Iranian diplomat (1936–2014)

Parviz Camran Radji ((Persian: پرویز‌ کامران راجی) 16 October 1936, Tehran - 23 March 2014, London) was an Iranian diplomat and the last ambassador in London, under Shah Mohammad Reza Pahlavi.

==Life==
Radji was the son of an orthopedic surgeon born in 1936 in Tehran. After finishing elementary school in Tehran, Radji attended Alborz High School in Tehran and then The Hill School in the United States. After graduation from high school he studied economics at Trinity Hall, Cambridge. Back in Iran, he began his career in 1959 at National Iranian Oil Company as a trainee. *By that time Amir-Abbas Hoveyda, future prime minister, who was the director of the Administration Department of NIOC appointed Radji as his assistant.

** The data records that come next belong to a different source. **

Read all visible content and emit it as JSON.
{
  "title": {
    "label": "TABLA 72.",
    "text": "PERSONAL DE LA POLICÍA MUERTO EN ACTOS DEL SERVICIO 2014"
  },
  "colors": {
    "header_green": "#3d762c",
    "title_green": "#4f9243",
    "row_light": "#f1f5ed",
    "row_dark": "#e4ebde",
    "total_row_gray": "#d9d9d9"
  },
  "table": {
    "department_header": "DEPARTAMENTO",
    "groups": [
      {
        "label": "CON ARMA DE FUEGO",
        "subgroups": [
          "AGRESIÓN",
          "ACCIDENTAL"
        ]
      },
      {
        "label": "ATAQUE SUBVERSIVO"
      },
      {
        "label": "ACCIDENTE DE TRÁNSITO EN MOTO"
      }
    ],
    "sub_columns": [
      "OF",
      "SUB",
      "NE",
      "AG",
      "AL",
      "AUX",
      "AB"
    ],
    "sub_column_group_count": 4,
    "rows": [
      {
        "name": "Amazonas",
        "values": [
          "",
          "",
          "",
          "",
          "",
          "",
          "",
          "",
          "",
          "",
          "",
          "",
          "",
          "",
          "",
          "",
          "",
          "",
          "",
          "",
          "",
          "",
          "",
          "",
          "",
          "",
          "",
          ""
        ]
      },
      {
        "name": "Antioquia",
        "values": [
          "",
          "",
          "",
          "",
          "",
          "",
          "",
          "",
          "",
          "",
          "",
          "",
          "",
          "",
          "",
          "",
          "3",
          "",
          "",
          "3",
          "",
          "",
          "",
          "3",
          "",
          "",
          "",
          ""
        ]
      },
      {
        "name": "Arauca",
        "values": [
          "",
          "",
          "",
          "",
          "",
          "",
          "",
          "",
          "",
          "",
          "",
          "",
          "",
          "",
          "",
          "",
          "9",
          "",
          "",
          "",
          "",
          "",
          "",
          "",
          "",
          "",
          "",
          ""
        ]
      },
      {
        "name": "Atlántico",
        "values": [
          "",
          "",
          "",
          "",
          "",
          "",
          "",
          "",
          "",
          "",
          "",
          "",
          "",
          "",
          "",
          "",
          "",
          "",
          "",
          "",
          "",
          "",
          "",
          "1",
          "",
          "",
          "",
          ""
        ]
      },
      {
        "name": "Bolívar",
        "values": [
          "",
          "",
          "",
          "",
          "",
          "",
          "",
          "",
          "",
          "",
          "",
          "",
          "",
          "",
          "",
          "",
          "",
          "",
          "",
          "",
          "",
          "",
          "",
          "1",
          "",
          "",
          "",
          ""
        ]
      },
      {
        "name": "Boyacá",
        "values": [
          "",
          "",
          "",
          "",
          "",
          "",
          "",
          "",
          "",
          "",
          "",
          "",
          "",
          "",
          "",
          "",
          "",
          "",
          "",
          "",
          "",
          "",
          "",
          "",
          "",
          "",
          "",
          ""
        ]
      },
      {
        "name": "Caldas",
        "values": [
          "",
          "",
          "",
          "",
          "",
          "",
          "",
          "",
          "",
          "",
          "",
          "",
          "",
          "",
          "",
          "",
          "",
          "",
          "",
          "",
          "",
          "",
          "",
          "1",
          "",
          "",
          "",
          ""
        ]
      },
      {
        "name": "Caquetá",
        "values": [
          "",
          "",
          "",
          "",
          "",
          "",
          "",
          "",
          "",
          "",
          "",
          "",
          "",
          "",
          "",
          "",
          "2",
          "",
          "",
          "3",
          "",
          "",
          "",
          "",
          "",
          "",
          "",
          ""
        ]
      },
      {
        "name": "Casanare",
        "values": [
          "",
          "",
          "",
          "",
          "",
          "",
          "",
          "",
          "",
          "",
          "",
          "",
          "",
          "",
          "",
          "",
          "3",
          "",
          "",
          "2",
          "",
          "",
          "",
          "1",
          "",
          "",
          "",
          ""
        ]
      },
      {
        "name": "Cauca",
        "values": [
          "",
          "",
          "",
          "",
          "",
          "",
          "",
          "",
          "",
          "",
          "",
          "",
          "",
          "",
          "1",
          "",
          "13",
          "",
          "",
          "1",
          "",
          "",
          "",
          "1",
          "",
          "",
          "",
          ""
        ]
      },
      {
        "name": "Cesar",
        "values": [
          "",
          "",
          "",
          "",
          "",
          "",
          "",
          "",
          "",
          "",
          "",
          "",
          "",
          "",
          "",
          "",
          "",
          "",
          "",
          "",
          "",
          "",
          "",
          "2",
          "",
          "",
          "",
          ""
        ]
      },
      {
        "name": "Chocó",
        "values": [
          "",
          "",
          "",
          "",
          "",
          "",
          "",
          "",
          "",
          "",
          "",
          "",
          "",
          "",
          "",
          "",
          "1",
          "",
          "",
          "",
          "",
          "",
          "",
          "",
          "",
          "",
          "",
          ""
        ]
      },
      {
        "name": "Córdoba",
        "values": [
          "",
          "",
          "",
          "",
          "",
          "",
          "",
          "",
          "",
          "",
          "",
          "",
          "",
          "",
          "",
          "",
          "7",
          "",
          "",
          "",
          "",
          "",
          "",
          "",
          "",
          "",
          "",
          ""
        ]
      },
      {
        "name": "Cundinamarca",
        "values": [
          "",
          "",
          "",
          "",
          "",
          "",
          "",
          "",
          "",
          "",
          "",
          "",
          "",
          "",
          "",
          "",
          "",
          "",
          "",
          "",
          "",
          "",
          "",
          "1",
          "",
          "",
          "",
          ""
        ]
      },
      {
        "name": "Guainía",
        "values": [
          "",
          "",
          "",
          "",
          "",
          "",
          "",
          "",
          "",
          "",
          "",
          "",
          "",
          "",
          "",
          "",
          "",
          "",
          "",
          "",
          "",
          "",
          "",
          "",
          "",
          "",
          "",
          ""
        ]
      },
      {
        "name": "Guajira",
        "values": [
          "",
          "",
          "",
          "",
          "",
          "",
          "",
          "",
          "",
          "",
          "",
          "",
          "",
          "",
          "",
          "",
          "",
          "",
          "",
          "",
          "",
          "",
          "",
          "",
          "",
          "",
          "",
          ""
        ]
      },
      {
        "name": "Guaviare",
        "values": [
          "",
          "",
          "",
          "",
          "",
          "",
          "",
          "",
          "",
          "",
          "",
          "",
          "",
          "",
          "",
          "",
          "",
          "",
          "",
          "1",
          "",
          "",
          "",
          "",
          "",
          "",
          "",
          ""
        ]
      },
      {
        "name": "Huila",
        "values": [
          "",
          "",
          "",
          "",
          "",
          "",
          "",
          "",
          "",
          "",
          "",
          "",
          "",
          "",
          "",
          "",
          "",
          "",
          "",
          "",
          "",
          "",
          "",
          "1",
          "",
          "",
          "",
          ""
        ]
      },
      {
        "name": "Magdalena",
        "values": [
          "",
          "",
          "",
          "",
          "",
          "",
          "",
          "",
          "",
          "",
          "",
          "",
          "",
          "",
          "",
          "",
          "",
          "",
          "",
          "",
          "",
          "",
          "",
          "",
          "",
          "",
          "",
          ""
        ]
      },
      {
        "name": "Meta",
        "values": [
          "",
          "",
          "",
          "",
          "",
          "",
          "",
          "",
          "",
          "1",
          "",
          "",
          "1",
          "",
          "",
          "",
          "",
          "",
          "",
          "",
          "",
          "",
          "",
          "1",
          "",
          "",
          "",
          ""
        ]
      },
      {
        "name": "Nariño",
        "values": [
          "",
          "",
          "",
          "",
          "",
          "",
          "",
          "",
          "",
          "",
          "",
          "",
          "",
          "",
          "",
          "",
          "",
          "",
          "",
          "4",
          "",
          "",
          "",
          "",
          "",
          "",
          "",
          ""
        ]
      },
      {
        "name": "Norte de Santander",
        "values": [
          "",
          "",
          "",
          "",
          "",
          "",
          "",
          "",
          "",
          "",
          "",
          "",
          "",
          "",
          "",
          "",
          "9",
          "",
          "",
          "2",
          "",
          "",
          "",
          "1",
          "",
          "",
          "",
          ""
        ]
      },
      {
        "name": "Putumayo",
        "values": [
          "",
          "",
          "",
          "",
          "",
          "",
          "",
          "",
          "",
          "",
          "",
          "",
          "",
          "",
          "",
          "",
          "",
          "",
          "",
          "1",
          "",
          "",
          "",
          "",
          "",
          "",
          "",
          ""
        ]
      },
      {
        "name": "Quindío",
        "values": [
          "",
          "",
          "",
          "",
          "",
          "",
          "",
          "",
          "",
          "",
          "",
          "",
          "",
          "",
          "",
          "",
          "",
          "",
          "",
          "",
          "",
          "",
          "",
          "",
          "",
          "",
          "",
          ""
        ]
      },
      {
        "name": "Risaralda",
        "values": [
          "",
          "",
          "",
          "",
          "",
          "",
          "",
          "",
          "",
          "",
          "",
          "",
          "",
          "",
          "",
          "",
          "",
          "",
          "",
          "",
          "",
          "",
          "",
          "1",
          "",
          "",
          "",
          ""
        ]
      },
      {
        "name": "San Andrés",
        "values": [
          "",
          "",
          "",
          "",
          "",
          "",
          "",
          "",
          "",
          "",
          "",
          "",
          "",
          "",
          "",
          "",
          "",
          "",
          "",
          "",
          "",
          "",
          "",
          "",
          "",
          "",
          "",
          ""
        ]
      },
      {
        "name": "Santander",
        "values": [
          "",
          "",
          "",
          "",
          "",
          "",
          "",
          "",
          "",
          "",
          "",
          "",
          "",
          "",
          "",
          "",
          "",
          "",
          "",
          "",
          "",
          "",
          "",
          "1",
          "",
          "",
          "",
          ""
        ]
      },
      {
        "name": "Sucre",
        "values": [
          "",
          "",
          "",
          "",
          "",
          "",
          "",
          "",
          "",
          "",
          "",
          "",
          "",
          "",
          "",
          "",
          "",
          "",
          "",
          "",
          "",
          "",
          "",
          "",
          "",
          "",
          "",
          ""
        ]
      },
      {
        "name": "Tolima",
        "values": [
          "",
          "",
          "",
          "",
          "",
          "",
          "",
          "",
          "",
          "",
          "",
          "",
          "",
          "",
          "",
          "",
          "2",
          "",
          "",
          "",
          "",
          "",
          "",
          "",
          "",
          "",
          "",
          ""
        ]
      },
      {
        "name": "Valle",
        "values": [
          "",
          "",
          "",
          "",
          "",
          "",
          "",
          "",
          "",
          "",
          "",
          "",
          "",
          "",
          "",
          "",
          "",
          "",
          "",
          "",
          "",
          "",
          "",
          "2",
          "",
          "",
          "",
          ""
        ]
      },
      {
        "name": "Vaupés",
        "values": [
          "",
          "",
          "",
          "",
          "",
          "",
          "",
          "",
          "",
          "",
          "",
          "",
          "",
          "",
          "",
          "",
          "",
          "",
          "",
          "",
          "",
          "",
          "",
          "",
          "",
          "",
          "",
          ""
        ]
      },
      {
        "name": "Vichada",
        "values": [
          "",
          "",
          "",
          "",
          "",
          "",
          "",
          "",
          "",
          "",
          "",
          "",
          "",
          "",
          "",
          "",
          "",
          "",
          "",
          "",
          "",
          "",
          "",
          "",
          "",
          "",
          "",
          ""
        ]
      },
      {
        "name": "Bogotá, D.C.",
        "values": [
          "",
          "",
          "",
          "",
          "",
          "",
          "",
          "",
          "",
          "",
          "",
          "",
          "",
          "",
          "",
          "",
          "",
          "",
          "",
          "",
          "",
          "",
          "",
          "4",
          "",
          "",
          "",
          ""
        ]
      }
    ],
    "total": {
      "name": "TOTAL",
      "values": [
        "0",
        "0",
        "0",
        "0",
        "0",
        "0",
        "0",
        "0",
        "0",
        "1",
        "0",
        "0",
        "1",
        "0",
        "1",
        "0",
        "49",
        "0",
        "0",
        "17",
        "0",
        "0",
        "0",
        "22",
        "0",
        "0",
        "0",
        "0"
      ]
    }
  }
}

In 1965 Prime Minister Hassan-Ali Mansur was killed in an attack and Hoveyda succeeded him as prime minister. Radji worked four years as private secretary in the office of Hoveyda. Through Hoveyda he met Princess Ashraf Pahlavi, by that time Iran's representative in the Human Rights Commission of the United Nations and was chairman of numerous foundations. From 1970 to 1973 Radji worked in the office of Pahlavi at the Iranian United Nations delegation in New York City. In 1973 Radji returned to Iran and until 1976 he was special adviser to Hoveyda.

From 1976 Radji was sent as the ambassador to London. He served in this position from 4 June 1976 until 26 January 1979 just before the Islamic revolution in Iran. On 16 January 1979, the day Shah Mohammad Reza Pahlavi left Iran, Ahmad Mirfendereski who was the new foreign minister under Prime Minister Shapur Bakhtiar, called Radji and informed him that he no longer was Iranian ambassador in London. He stayed for few days in his office, packed his belongings and permanently left the Embassy on 26 January 1979. After the revolution, Radji did not return to Iran; instead stayed in the United Kingdom.